Brest, mémoire ouvrière

« Au maille ! » de Marie Hélia

UNE GIGANTESQUE ERREUR

[L'écrivain Paul-Henry Bizon a regardé Au maille ! ]

Le documentaire de Marie Hélia commence par un long travelling horizontal. On arrive à Brest par la mer puis on s’élève parmi les grues et les structures dénudées des bâtiments de l’Arsenal avant de toucher terre, aspiré par les bruits de ferraille et les coups de marteau. 

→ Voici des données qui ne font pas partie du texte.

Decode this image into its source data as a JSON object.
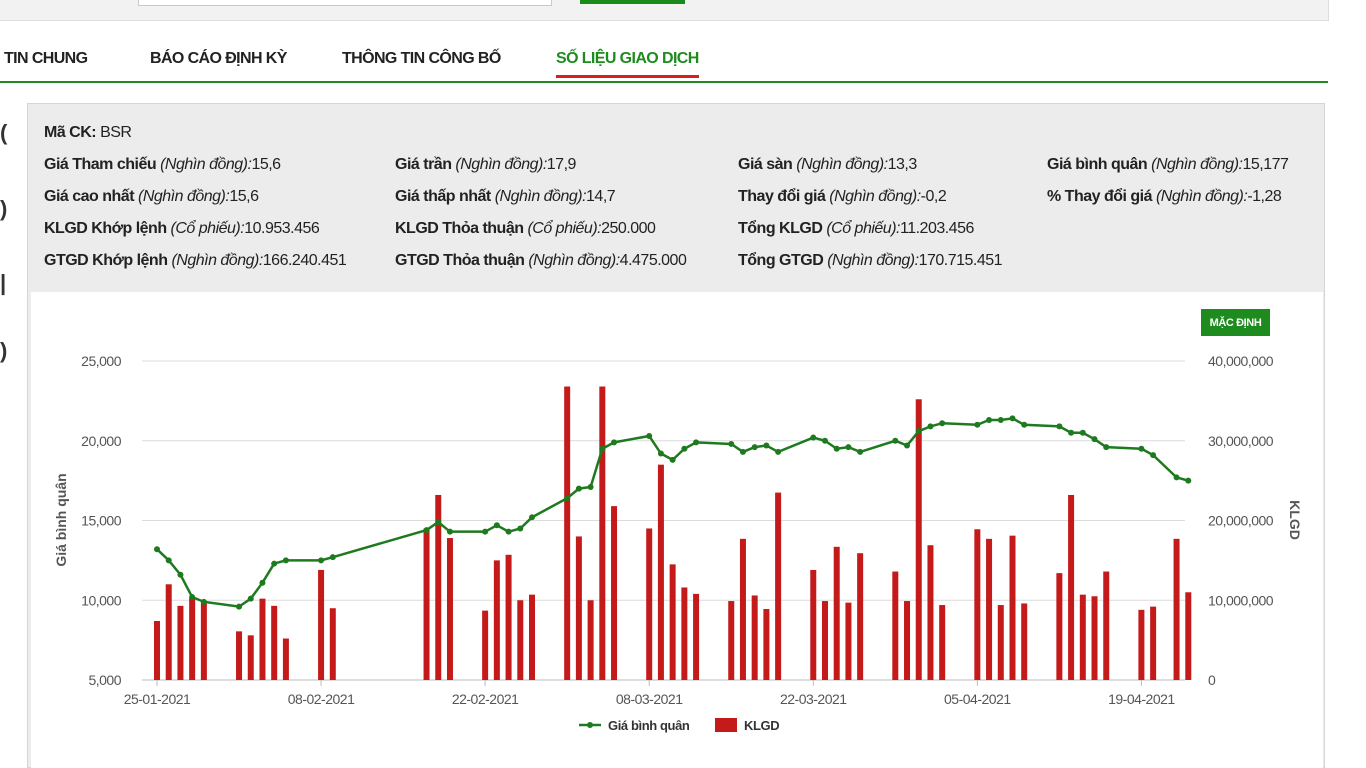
{
  "tabs": [
    "TIN CHUNG",
    "BÁO CÁO ĐỊNH KỲ",
    "THÔNG TIN CÔNG BỐ",
    "SỐ LIỆU GIAO DỊCH"
  ],
  "info": {
    "ma_ck_label": "Mã CK:",
    "ma_ck_value": "BSR",
    "rows": [
      {
        "label": "Giá Tham chiếu",
        "unit": "(Nghìn đồng):",
        "value": "15,6"
      },
      {
        "label": "Giá trần",
        "unit": "(Nghìn đồng):",
        "value": "17,9"
      },
      {
        "label": "Giá sàn",
        "unit": "(Nghìn đồng):",
        "value": "13,3"
      },
      {
        "label": "Giá bình quân",
        "unit": "(Nghìn đồng):",
        "value": "15,177"
      },
      {
        "label": "Giá cao nhất",
        "unit": "(Nghìn đồng):",
        "value": "15,6"
      },
      {
        "label": "Giá thấp nhất",
        "unit": "(Nghìn đồng):",
        "value": "14,7"
      },
      {
        "label": "Thay đổi giá",
        "unit": "(Nghìn đồng):",
        "value": "-0,2"
      },
      {
        "label": "% Thay đổi giá",
        "unit": "(Nghìn đồng):",
        "value": "-1,28"
      },
      {
        "label": "KLGD Khớp lệnh",
        "unit": "(Cổ phiếu):",
        "value": "10.953.456"
      },
      {
        "label": "KLGD Thỏa thuận",
        "unit": "(Cổ phiếu):",
        "value": "250.000"
      },
      {
        "label": "Tổng KLGD",
        "unit": "(Cổ phiếu):",
        "value": "11.203.456"
      },
      {
        "label": "GTGD Khớp lệnh",
        "unit": "(Nghìn đồng):",
        "value": "166.240.451"
      },
      {
        "label": "GTGD Thỏa thuận",
        "unit": "(Nghìn đồng):",
        "value": "4.475.000"
      },
      {
        "label": "Tổng GTGD",
        "unit": "(Nghìn đồng):",
        "value": "170.715.451"
      }
    ]
  },
  "button_label": "MẶC ĐỊNH",
  "colors": {
    "accent": "#1e8b1e",
    "bar": "#c41a1a",
    "line": "#1e7a1e",
    "tab_underline": "#d32020"
  },
  "chart_data": {
    "type": "bar+line",
    "xlabel": "",
    "ylabel_left": "Giá bình quân",
    "ylabel_right": "KLGD",
    "ylim_left": [
      5000,
      25000
    ],
    "ylim_right": [
      0,
      40000000
    ],
    "yticks_left": [
      "5,000",
      "10,000",
      "15,000",
      "20,000",
      "25,000"
    ],
    "yticks_right": [
      "0",
      "10,000,000",
      "20,000,000",
      "30,000,000",
      "40,000,000"
    ],
    "xticks": [
      "25-01-2021",
      "08-02-2021",
      "22-02-2021",
      "08-03-2021",
      "22-03-2021",
      "05-04-2021",
      "19-04-2021"
    ],
    "legend": [
      "Giá bình quân",
      "KLGD"
    ],
    "legend_position": "bottom",
    "x": [
      "2021-01-25",
      "2021-01-26",
      "2021-01-27",
      "2021-01-28",
      "2021-01-29",
      "2021-02-01",
      "2021-02-02",
      "2021-02-03",
      "2021-02-04",
      "2021-02-05",
      "2021-02-08",
      "2021-02-09",
      "2021-02-17",
      "2021-02-18",
      "2021-02-19",
      "2021-02-22",
      "2021-02-23",
      "2021-02-24",
      "2021-02-25",
      "2021-02-26",
      "2021-03-01",
      "2021-03-02",
      "2021-03-03",
      "2021-03-04",
      "2021-03-05",
      "2021-03-08",
      "2021-03-09",
      "2021-03-10",
      "2021-03-11",
      "2021-03-12",
      "2021-03-15",
      "2021-03-16",
      "2021-03-17",
      "2021-03-18",
      "2021-03-19",
      "2021-03-22",
      "2021-03-23",
      "2021-03-24",
      "2021-03-25",
      "2021-03-26",
      "2021-03-29",
      "2021-03-30",
      "2021-03-31",
      "2021-04-01",
      "2021-04-02",
      "2021-04-05",
      "2021-04-06",
      "2021-04-07",
      "2021-04-08",
      "2021-04-09",
      "2021-04-12",
      "2021-04-13",
      "2021-04-14",
      "2021-04-15",
      "2021-04-16",
      "2021-04-19",
      "2021-04-20",
      "2021-04-22",
      "2021-04-23"
    ],
    "series": [
      {
        "name": "KLGD",
        "type": "bar",
        "axis": "right",
        "values": [
          7400000,
          12000000,
          9300000,
          10300000,
          9900000,
          6100000,
          5600000,
          10200000,
          9300000,
          5200000,
          13800000,
          9000000,
          19000000,
          23200000,
          17800000,
          8700000,
          15000000,
          15700000,
          10000000,
          10700000,
          36800000,
          18000000,
          10000000,
          36800000,
          21800000,
          19000000,
          27000000,
          14500000,
          11600000,
          10800000,
          9900000,
          17700000,
          10600000,
          8900000,
          23500000,
          13800000,
          9900000,
          16700000,
          9700000,
          15900000,
          13600000,
          9900000,
          35200000,
          16900000,
          9400000,
          18900000,
          17700000,
          9400000,
          18100000,
          9600000,
          13400000,
          23200000,
          10700000,
          10500000,
          13600000,
          8800000,
          9200000,
          17700000,
          11000000
        ]
      },
      {
        "name": "Giá bình quân",
        "type": "line",
        "axis": "left",
        "values": [
          13200,
          12500,
          11600,
          10200,
          9900,
          9600,
          10100,
          11100,
          12300,
          12500,
          12500,
          12700,
          14400,
          14900,
          14300,
          14300,
          14700,
          14300,
          14500,
          15200,
          16400,
          17000,
          17100,
          19500,
          19900,
          20300,
          19200,
          18800,
          19500,
          19900,
          19800,
          19300,
          19600,
          19700,
          19300,
          20200,
          20000,
          19500,
          19600,
          19300,
          20000,
          19700,
          20600,
          20900,
          21100,
          21000,
          21300,
          21300,
          21400,
          21000,
          20900,
          20500,
          20500,
          20100,
          19600,
          19500,
          19100,
          17700,
          17500
        ]
      }
    ]
  }
}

L’histoire des ateliers de l’Arsenal se raconte, celle d’une ville dans la ville, assourdissante de métal et d’étincelles, imposante comme une citadelle antique, dictant la loi de ses sirènes – 7h40, 7h55, 8h, 12h30, 13h30, 18h05 – au chaos des jours brestois.


Durant les Trente Glorieuses, à l’intérieur, on feint d’ignorer le temps qui érode les quotidiens. Seul impératif des chaudronniers, soudeurs, traceurs et autres ajusteurs de cette grande famille du Génie Naval Français : effectuer un travail de qualité, et robuste. Qu’ils se soucient seulement de pédagogie et de matelotage, des générations se succèderont à l’infini. Les ateliers de l’Arsenal de Brest sont construits pour défier les siècles et l’espace. 

Mais le choc des marteaux est un autre décompte. Glander devient même « compter la couille » dans la bouche d’un ancien ouvrier à l’accent breton. Et « l’espace cruel est un mur qui m’enserre » comme le souligne un vers d’Éluard tracé à la hâte sur un pan de plâtre qui subsiste.

Si c’est une invention qui contraint les poètes, elle contraint tous les autres. On ne défie pas le temps et l’espace en les ignorant. Ils finissent par nous enserrer. Une autre histoire des ateliers de l’Arsenal apparaît, celle d’une gigantesque erreur, celle d’une île dans la ville, coupée du reste du monde – comme la France.

Éluard écrit ce vers juste avant sa mort en 1952, à l’époque où la France se lance dans un vaste programme de reconstruction militaire. La même année, IBM installe son premier centre de recherche à San José, au cœur de ce qui est en train de devenir la Silicon Valley, profitant de la vague d’investissement du gouvernement fédéral américain dans les technologies de défense. 

Le militaire au service du civil. À Brest, comme en témoigne un ancien ouvrier : « les militaires, c’étaient tous des gros cons. » Comme les cardinaux, ils n’ont pas les qualifications mais sont en poste pour s’assurer que le génie civil est à leur service. 

Deux côtes ouest – atlantique et pacifique – deux visions opposées. La Silicon Valley compte aujourd’hui plus de 6 000 entreprises. Les ingénieurs français s’y exportent par milliers. Pas les ouvriers. 

Mais les réactionnaires en France sont toujours les mêmes. Ils ont encore aujourd’hui le culot de reprocher aux ouvriers l’impuissance du pays, son penchant pour les extrêmes ou sa supposée décadence. Ce sont eux qui l’ont précipitée. Par manque de vision, ils nous condamnent au souvenir. 

À suspendre des portraits parmi les murs vides. À taper sur des batteries pour singer l’écho des machines. Nous sommes condamnés à recycler les vestiges de l’âge de fer quand d’autres s’extraient de l’espace et du temps. 

En négligeant la technologie, les élites ont failli au devoir d’imagination. Comme toujours, elles ont trahi les poètes.